Элиза расцеловала д'Аво в обе щеки, тот расцеловал её. Жак и Жан-Батист провели Элизу по сходням и, едва кааг двинулся по каналу, принялись раскладывать вещи в маленькой каюте, которую ей нанял посол. Элиза меж тем стояла у поручня в обществе других пассажиров и любовалась амстердамскими набережными. В этом городе вечно некогда замедлить шаг, остановиться, потому так странно и приятно рассматривать его вблизи и в то же время не на бегу – словно низко летящий ангел, наблюдающий за людской суетой.

Кроме того, ускользнуть из Амстердама после недавних событий казалось почти чудом.

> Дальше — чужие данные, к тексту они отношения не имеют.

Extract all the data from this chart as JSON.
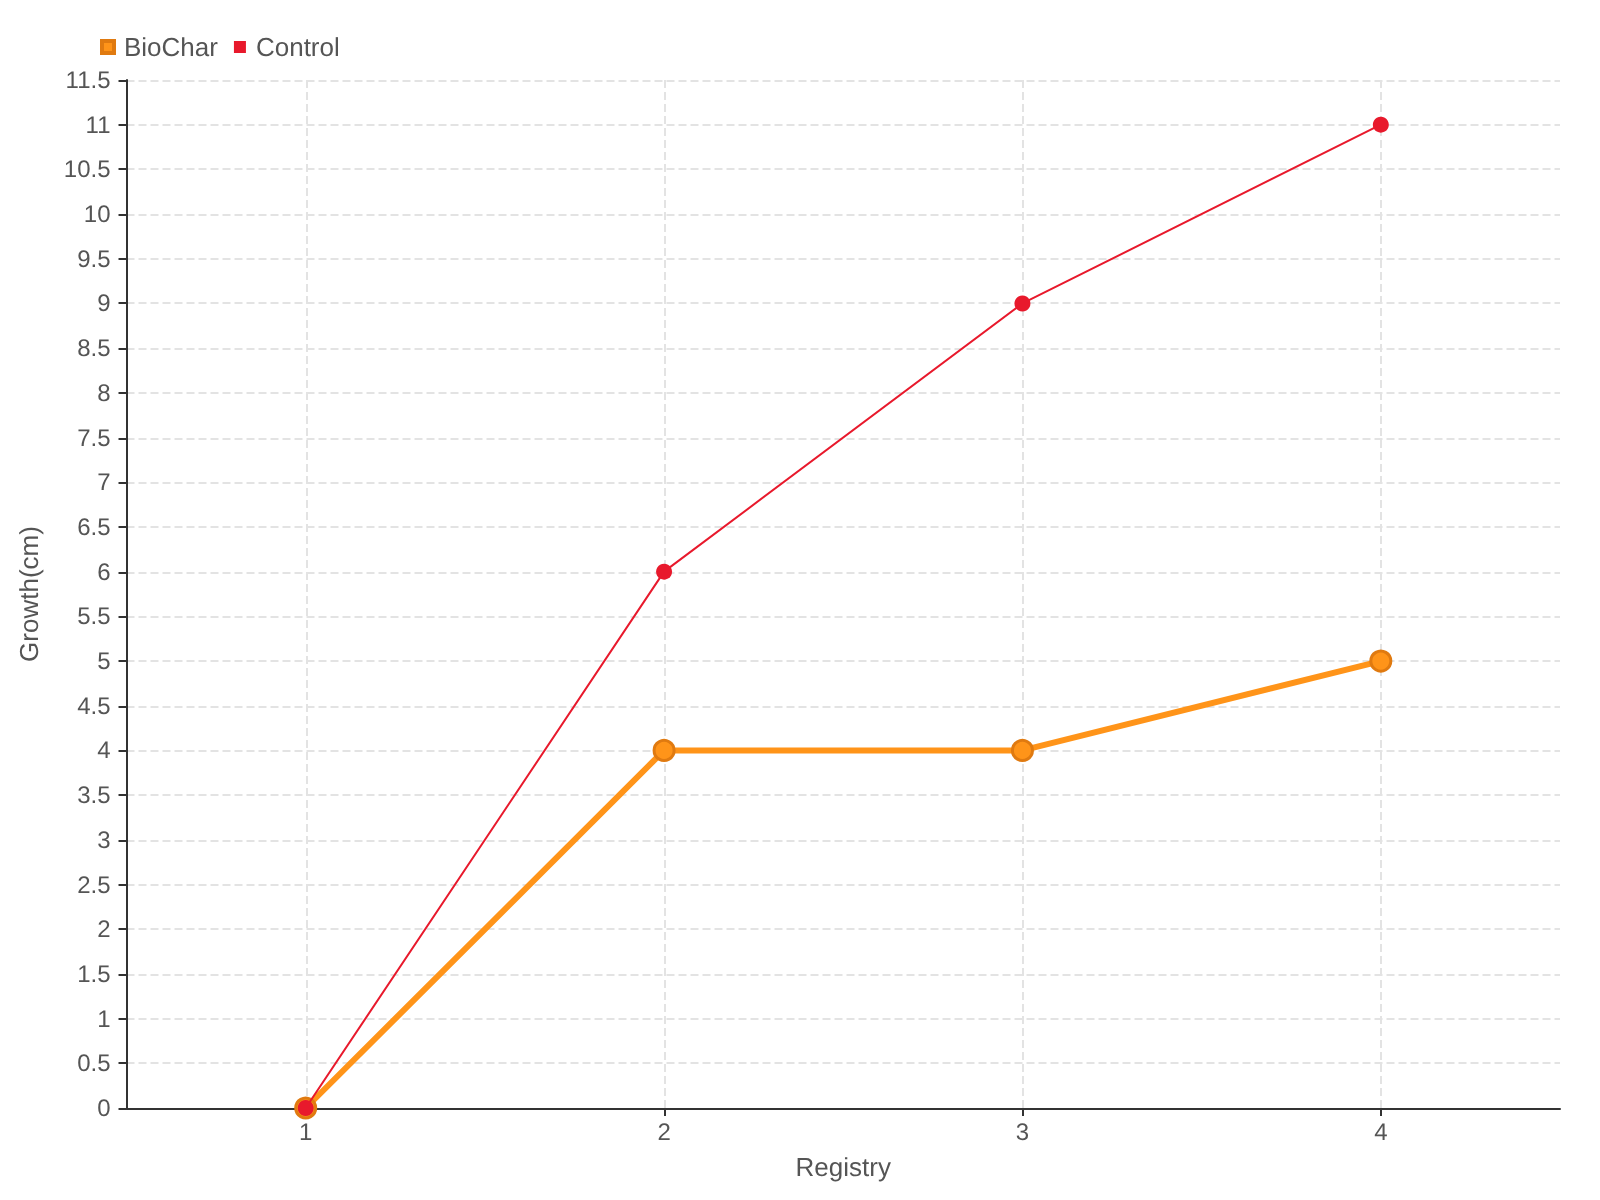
{
  "chart_data": {
    "type": "line",
    "xlabel": "Registry",
    "ylabel": "Growth(cm)",
    "x": [
      1,
      2,
      3,
      4
    ],
    "xlim": [
      0.5,
      4.5
    ],
    "xticks": [
      1,
      2,
      3,
      4
    ],
    "ylim": [
      0,
      11.5
    ],
    "yticks": [
      0,
      0.5,
      1,
      1.5,
      2,
      2.5,
      3,
      3.5,
      4,
      4.5,
      5,
      5.5,
      6,
      6.5,
      7,
      7.5,
      8,
      8.5,
      9,
      9.5,
      10,
      10.5,
      11,
      11.5
    ],
    "series": [
      {
        "name": "BioChar",
        "color": "#ff9419",
        "values": [
          0,
          4,
          4,
          5
        ]
      },
      {
        "name": "Control",
        "color": "#e8192c",
        "values": [
          0,
          6,
          9,
          11
        ]
      }
    ],
    "grid": true,
    "legend": "top left",
    "marker": "circle",
    "line_style": "solid"
  }
}
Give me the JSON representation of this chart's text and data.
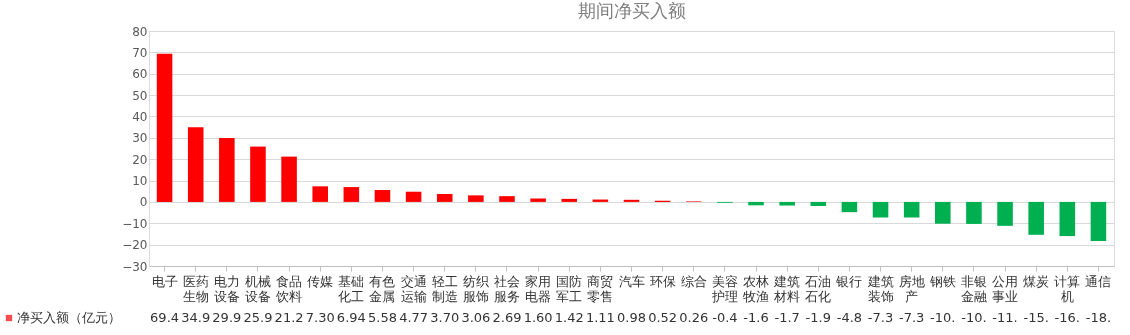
{
  "chart_data": {
    "type": "bar",
    "title": "期间净买入额",
    "categories": [
      "电子",
      "医药生物",
      "电力设备",
      "机械设备",
      "食品饮料",
      "传媒",
      "基础化工",
      "有色金属",
      "交通运输",
      "轻工制造",
      "纺织服饰",
      "社会服务",
      "家用电器",
      "国防军工",
      "商贸零售",
      "汽车",
      "环保",
      "综合",
      "美容护理",
      "农林牧渔",
      "建筑材料",
      "石油石化",
      "银行",
      "建筑装饰",
      "房地产",
      "钢铁",
      "非银金融",
      "公用事业",
      "煤炭",
      "计算机",
      "通信"
    ],
    "series": [
      {
        "name": "净买入额（亿元）",
        "color": "#ff0000",
        "values": [
          69.4,
          34.9,
          29.9,
          25.9,
          21.2,
          7.3,
          6.94,
          5.58,
          4.77,
          3.7,
          3.06,
          2.69,
          1.6,
          1.42,
          1.11,
          0.98,
          0.52,
          0.26,
          -0.4,
          -1.6,
          -1.7,
          -1.9,
          -4.8,
          -7.3,
          -7.3,
          -10.2,
          -10.3,
          -11.2,
          -15.4,
          -16.0,
          -18.3
        ],
        "colors": [
          "#ff0000",
          "#ff0000",
          "#ff0000",
          "#ff0000",
          "#ff0000",
          "#ff0000",
          "#ff0000",
          "#ff0000",
          "#ff0000",
          "#ff0000",
          "#ff0000",
          "#ff0000",
          "#ff0000",
          "#ff0000",
          "#ff0000",
          "#ff0000",
          "#ff0000",
          "#ff0000",
          "#00b050",
          "#00b050",
          "#00b050",
          "#00b050",
          "#00b050",
          "#00b050",
          "#00b050",
          "#00b050",
          "#00b050",
          "#00b050",
          "#00b050",
          "#00b050",
          "#00b050"
        ],
        "value_labels": [
          "69.4",
          "34.9",
          "29.9",
          "25.9",
          "21.2",
          "7.30",
          "6.94",
          "5.58",
          "4.77",
          "3.70",
          "3.06",
          "2.69",
          "1.60",
          "1.42",
          "1.11",
          "0.98",
          "0.52",
          "0.26",
          "-0.4",
          "-1.6",
          "-1.7",
          "-1.9",
          "-4.8",
          "-7.3",
          "-7.3",
          "-10.",
          "-10.",
          "-11.",
          "-15.",
          "-16.",
          "-18."
        ]
      }
    ],
    "ylim": [
      -30,
      80
    ],
    "yticks": [
      -30,
      -20,
      -10,
      0,
      10,
      20,
      30,
      40,
      50,
      60,
      70,
      80
    ],
    "grid": "y",
    "legend": "bottom left"
  }
}
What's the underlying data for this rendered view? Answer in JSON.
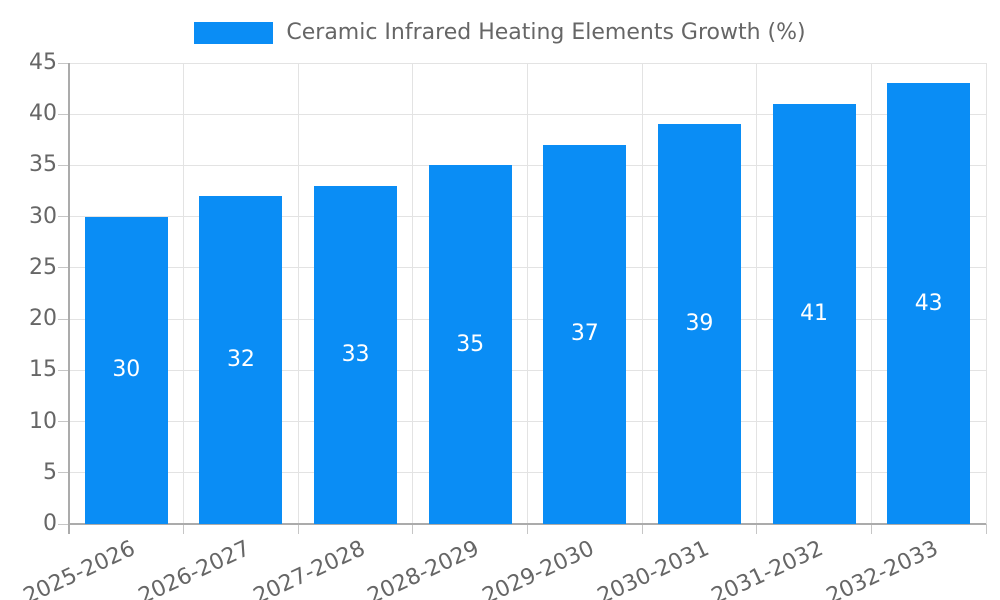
{
  "chart_data": {
    "type": "bar",
    "title": "Ceramic Infrared Heating Elements Growth (%)",
    "categories": [
      "2025-2026",
      "2026-2027",
      "2027-2028",
      "2028-2029",
      "2029-2030",
      "2030-2031",
      "2031-2032",
      "2032-2033"
    ],
    "values": [
      30,
      32,
      33,
      35,
      37,
      39,
      41,
      43
    ],
    "value_labels": [
      "30",
      "32",
      "33",
      "35",
      "37",
      "39",
      "41",
      "43"
    ],
    "xlabel": "",
    "ylabel": "",
    "ylim": [
      0,
      45
    ],
    "yticks": [
      0,
      5,
      10,
      15,
      20,
      25,
      30,
      35,
      40,
      45
    ],
    "grid": true,
    "legend_position": "top-center",
    "legend_label": "Ceramic Infrared Heating Elements Growth (%)",
    "colors": {
      "bar": "#0a8df5",
      "value_label": "#ffffff",
      "tick_label": "#666666",
      "legend_text": "#666666",
      "gridline": "#e3e3e3",
      "axis_line": "#ababab",
      "tick_mark": "#c6c6c6",
      "background": "#ffffff"
    }
  }
}
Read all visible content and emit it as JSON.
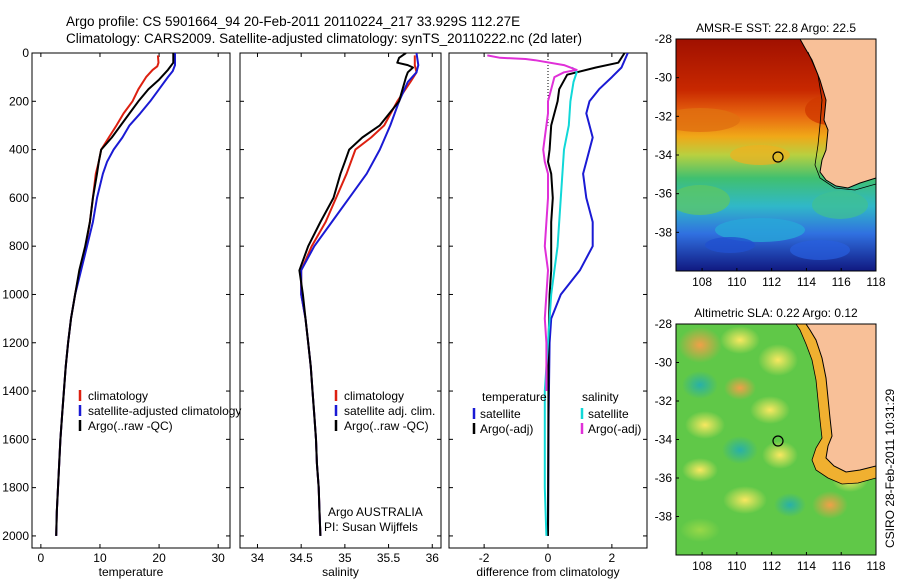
{
  "header": {
    "line1": "Argo profile: CS 5901664_94 20-Feb-2011 20110224_217 33.929S 112.27E",
    "line2": "Climatology: CARS2009. Satellite-adjusted climatology: synTS_20110222.nc (2d later)"
  },
  "side_label": "CSIRO 28-Feb-2011 10:31:29",
  "chart_data": [
    {
      "type": "line",
      "xlabel": "temperature",
      "xlim": [
        -1.5,
        32
      ],
      "ylim": [
        2050,
        0
      ],
      "xticks": [
        "0",
        "10",
        "20",
        "30"
      ],
      "yticks": [
        "0",
        "200",
        "400",
        "600",
        "800",
        "1000",
        "1200",
        "1400",
        "1600",
        "1800",
        "2000"
      ],
      "legend_placement": "center-right",
      "legend": [
        "climatology",
        "satellite-adjusted climatology",
        "Argo(..raw -QC)"
      ],
      "series": [
        {
          "name": "climatology",
          "color": "#dd2010",
          "points": [
            [
              19.8,
              10
            ],
            [
              19.9,
              40
            ],
            [
              19.7,
              55
            ],
            [
              18.9,
              70
            ],
            [
              17.8,
              100
            ],
            [
              16.5,
              150
            ],
            [
              15.5,
              200
            ],
            [
              14,
              250
            ],
            [
              12.8,
              300
            ],
            [
              11.5,
              350
            ],
            [
              10.2,
              400
            ],
            [
              9.8,
              450
            ],
            [
              9.3,
              500
            ],
            [
              8.8,
              600
            ],
            [
              8.3,
              700
            ],
            [
              7.6,
              800
            ],
            [
              6.6,
              900
            ],
            [
              5.8,
              1000
            ],
            [
              5.1,
              1100
            ],
            [
              4.6,
              1200
            ],
            [
              4.2,
              1300
            ],
            [
              3.9,
              1400
            ],
            [
              3.6,
              1500
            ],
            [
              3.3,
              1600
            ],
            [
              3.1,
              1700
            ],
            [
              2.9,
              1800
            ],
            [
              2.7,
              1900
            ],
            [
              2.6,
              2000
            ]
          ]
        },
        {
          "name": "satellite-adjusted climatology",
          "color": "#1a1ad4",
          "points": [
            [
              22.7,
              0
            ],
            [
              22.7,
              50
            ],
            [
              22.3,
              75
            ],
            [
              21.5,
              100
            ],
            [
              20,
              150
            ],
            [
              18.5,
              200
            ],
            [
              16.8,
              250
            ],
            [
              15,
              300
            ],
            [
              13.8,
              350
            ],
            [
              12.3,
              400
            ],
            [
              11.2,
              450
            ],
            [
              10.5,
              500
            ],
            [
              9.5,
              600
            ],
            [
              8.8,
              700
            ],
            [
              7.8,
              800
            ],
            [
              6.8,
              900
            ],
            [
              5.8,
              1000
            ],
            [
              5.1,
              1100
            ],
            [
              4.6,
              1200
            ],
            [
              4.2,
              1300
            ],
            [
              3.9,
              1400
            ],
            [
              3.6,
              1500
            ],
            [
              3.3,
              1600
            ],
            [
              3.1,
              1700
            ],
            [
              2.9,
              1800
            ],
            [
              2.7,
              1900
            ],
            [
              2.6,
              2000
            ]
          ]
        },
        {
          "name": "Argo(..raw -QC)",
          "color": "#000000",
          "points": [
            [
              22.4,
              0
            ],
            [
              22.4,
              40
            ],
            [
              21.5,
              70
            ],
            [
              20,
              110
            ],
            [
              18.2,
              150
            ],
            [
              16.5,
              200
            ],
            [
              15,
              250
            ],
            [
              13.5,
              300
            ],
            [
              12,
              350
            ],
            [
              10.2,
              400
            ],
            [
              9.8,
              450
            ],
            [
              9.5,
              500
            ],
            [
              8.8,
              600
            ],
            [
              8.3,
              700
            ],
            [
              7.5,
              800
            ],
            [
              6.5,
              900
            ],
            [
              5.8,
              1000
            ],
            [
              5.1,
              1100
            ],
            [
              4.6,
              1200
            ],
            [
              4.2,
              1300
            ],
            [
              3.9,
              1400
            ],
            [
              3.6,
              1500
            ],
            [
              3.3,
              1600
            ],
            [
              3.1,
              1700
            ],
            [
              2.9,
              1800
            ],
            [
              2.7,
              1900
            ],
            [
              2.6,
              2000
            ]
          ]
        }
      ]
    },
    {
      "type": "line",
      "xlabel": "salinity",
      "xlim": [
        33.8,
        36.1
      ],
      "ylim": [
        2050,
        0
      ],
      "xticks": [
        "34",
        "34.5",
        "35",
        "35.5",
        "36"
      ],
      "legend_placement": "center-right",
      "legend": [
        "climatology",
        "satellite adj. clim.",
        "Argo(..raw -QC)"
      ],
      "annotation": [
        "Argo AUSTRALIA",
        "PI: Susan Wijffels"
      ],
      "series": [
        {
          "name": "climatology",
          "color": "#dd2010",
          "points": [
            [
              35.8,
              10
            ],
            [
              35.8,
              50
            ],
            [
              35.82,
              80
            ],
            [
              35.75,
              120
            ],
            [
              35.6,
              200
            ],
            [
              35.45,
              300
            ],
            [
              35.3,
              350
            ],
            [
              35.12,
              400
            ],
            [
              35.02,
              500
            ],
            [
              34.9,
              600
            ],
            [
              34.78,
              700
            ],
            [
              34.62,
              800
            ],
            [
              34.5,
              900
            ],
            [
              34.5,
              1000
            ],
            [
              34.55,
              1100
            ],
            [
              34.58,
              1200
            ],
            [
              34.61,
              1300
            ],
            [
              34.63,
              1400
            ],
            [
              34.65,
              1500
            ],
            [
              34.67,
              1600
            ],
            [
              34.68,
              1700
            ],
            [
              34.7,
              1800
            ],
            [
              34.71,
              1900
            ],
            [
              34.72,
              2000
            ]
          ]
        },
        {
          "name": "satellite adj. clim.",
          "color": "#1a1ad4",
          "points": [
            [
              35.82,
              0
            ],
            [
              35.84,
              50
            ],
            [
              35.82,
              80
            ],
            [
              35.72,
              120
            ],
            [
              35.62,
              200
            ],
            [
              35.52,
              300
            ],
            [
              35.4,
              400
            ],
            [
              35.25,
              500
            ],
            [
              35.05,
              600
            ],
            [
              34.85,
              700
            ],
            [
              34.65,
              800
            ],
            [
              34.5,
              900
            ],
            [
              34.5,
              1000
            ],
            [
              34.55,
              1100
            ],
            [
              34.58,
              1200
            ],
            [
              34.61,
              1300
            ],
            [
              34.63,
              1400
            ],
            [
              34.65,
              1500
            ],
            [
              34.67,
              1600
            ],
            [
              34.68,
              1700
            ],
            [
              34.7,
              1800
            ],
            [
              34.71,
              1900
            ],
            [
              34.72,
              2000
            ]
          ]
        },
        {
          "name": "Argo(..raw -QC)",
          "color": "#000000",
          "points": [
            [
              35.7,
              0
            ],
            [
              35.62,
              20
            ],
            [
              35.6,
              40
            ],
            [
              35.72,
              50
            ],
            [
              35.78,
              60
            ],
            [
              35.72,
              80
            ],
            [
              35.7,
              100
            ],
            [
              35.62,
              200
            ],
            [
              35.4,
              300
            ],
            [
              35.2,
              350
            ],
            [
              35.05,
              400
            ],
            [
              35,
              450
            ],
            [
              34.95,
              500
            ],
            [
              34.87,
              600
            ],
            [
              34.72,
              700
            ],
            [
              34.58,
              800
            ],
            [
              34.48,
              900
            ],
            [
              34.52,
              1000
            ],
            [
              34.55,
              1100
            ],
            [
              34.58,
              1200
            ],
            [
              34.61,
              1300
            ],
            [
              34.63,
              1400
            ],
            [
              34.65,
              1500
            ],
            [
              34.67,
              1600
            ],
            [
              34.68,
              1700
            ],
            [
              34.7,
              1800
            ],
            [
              34.71,
              1900
            ],
            [
              34.72,
              2000
            ]
          ]
        }
      ]
    },
    {
      "type": "line",
      "xlabel": "difference from climatology",
      "xlim": [
        -3.1,
        3.1
      ],
      "ylim": [
        2050,
        0
      ],
      "xticks": [
        "-2",
        "0",
        "2"
      ],
      "legend_placement": "center",
      "legend_groups": [
        {
          "title": "temperature",
          "items": [
            "satellite",
            "Argo(-adj)"
          ]
        },
        {
          "title": "salinity",
          "items": [
            "satellite",
            "Argo(-adj)"
          ]
        }
      ],
      "series": [
        {
          "name": "temperature satellite",
          "color": "#1a1ad4",
          "points": [
            [
              2.5,
              0
            ],
            [
              2.3,
              60
            ],
            [
              2.0,
              100
            ],
            [
              1.6,
              150
            ],
            [
              1.3,
              200
            ],
            [
              1.2,
              250
            ],
            [
              1.3,
              300
            ],
            [
              1.4,
              350
            ],
            [
              1.3,
              400
            ],
            [
              1.2,
              450
            ],
            [
              1.1,
              500
            ],
            [
              1.2,
              600
            ],
            [
              1.4,
              700
            ],
            [
              1.4,
              800
            ],
            [
              1.0,
              900
            ],
            [
              0.4,
              1000
            ],
            [
              0.1,
              1100
            ],
            [
              0.05,
              1200
            ],
            [
              0.02,
              1500
            ],
            [
              0.0,
              2000
            ]
          ]
        },
        {
          "name": "temperature Argo(-adj)",
          "color": "#000000",
          "points": [
            [
              2.4,
              0
            ],
            [
              2.2,
              40
            ],
            [
              1.5,
              60
            ],
            [
              0.6,
              90
            ],
            [
              0.35,
              150
            ],
            [
              0.3,
              200
            ],
            [
              0.1,
              300
            ],
            [
              0.05,
              400
            ],
            [
              0.0,
              450
            ],
            [
              0.1,
              500
            ],
            [
              0.15,
              600
            ],
            [
              0.1,
              700
            ],
            [
              0.1,
              800
            ],
            [
              0.1,
              900
            ],
            [
              0.05,
              1000
            ],
            [
              0.02,
              1200
            ],
            [
              0.0,
              2000
            ]
          ]
        },
        {
          "name": "salinity satellite",
          "color": "#10d8d8",
          "points": [
            [
              0.75,
              60
            ],
            [
              0.9,
              80
            ],
            [
              0.8,
              120
            ],
            [
              0.7,
              200
            ],
            [
              0.65,
              300
            ],
            [
              0.5,
              400
            ],
            [
              0.45,
              500
            ],
            [
              0.4,
              600
            ],
            [
              0.35,
              700
            ],
            [
              0.3,
              800
            ],
            [
              0.2,
              900
            ],
            [
              0.1,
              1000
            ],
            [
              0.05,
              1100
            ],
            [
              -0.1,
              1400
            ],
            [
              -0.1,
              1800
            ],
            [
              -0.05,
              2000
            ]
          ]
        },
        {
          "name": "salinity Argo(-adj)",
          "color": "#e030d8",
          "points": [
            [
              -1.9,
              10
            ],
            [
              -1.5,
              20
            ],
            [
              -0.7,
              25
            ],
            [
              -0.4,
              30
            ],
            [
              0.5,
              50
            ],
            [
              0.9,
              70
            ],
            [
              0.5,
              80
            ],
            [
              0.2,
              100
            ],
            [
              0.1,
              150
            ],
            [
              0.0,
              200
            ],
            [
              0.0,
              250
            ],
            [
              -0.05,
              300
            ],
            [
              -0.1,
              350
            ],
            [
              -0.15,
              400
            ],
            [
              -0.1,
              450
            ],
            [
              0.0,
              500
            ],
            [
              0.0,
              600
            ],
            [
              -0.05,
              700
            ],
            [
              -0.1,
              800
            ],
            [
              0.0,
              900
            ],
            [
              -0.05,
              1000
            ],
            [
              -0.1,
              1100
            ],
            [
              -0.05,
              1200
            ],
            [
              -0.05,
              1400
            ]
          ]
        }
      ]
    },
    {
      "type": "heatmap",
      "title": "AMSR-E SST: 22.8 Argo: 22.5",
      "xlim": [
        106.5,
        118
      ],
      "ylim": [
        -40,
        -28
      ],
      "xticks": [
        "108",
        "110",
        "112",
        "114",
        "116",
        "118"
      ],
      "yticks": [
        "-28",
        "-30",
        "-32",
        "-34",
        "-36",
        "-38"
      ],
      "marker": {
        "lon": 112.27,
        "lat": -33.93
      }
    },
    {
      "type": "heatmap",
      "title": "Altimetric SLA: 0.22 Argo: 0.12",
      "xlim": [
        106.5,
        118
      ],
      "ylim": [
        -40,
        -28
      ],
      "xticks": [
        "108",
        "110",
        "112",
        "114",
        "116",
        "118"
      ],
      "yticks": [
        "-28",
        "-30",
        "-32",
        "-34",
        "-36",
        "-38"
      ],
      "marker": {
        "lon": 112.27,
        "lat": -33.93
      }
    }
  ]
}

Д'Аво не зря дивился, как её не арестовали после истории с гарпуном. От Селёдочной башни Элиза шла не разбирая дороги, слёзы ярости застилали глаза. Однако вскоре ярость сменилась страхом, когда она поняла, что за ней следят, не особо скрываясь, две группы людей. Оглядываться было бы ещё хуже, поэтому она скорым шагом прошла через площадь Дам на Биржу – самое подходящее место если не отделаться от преследователей, то по крайней мере напомнить им, что есть занятия повыгоднее слежки. Наконец Элиза вошла в «Деву», где и просидела у окна несколько часов, наблюдая. Увидела она немногое: двух рослых обормотов (которых, как она теперь знала, звали Жак и Жан-Батист) и одного шаромыгу с характерным горбоносым профилем и постоянным надсадным кашлем.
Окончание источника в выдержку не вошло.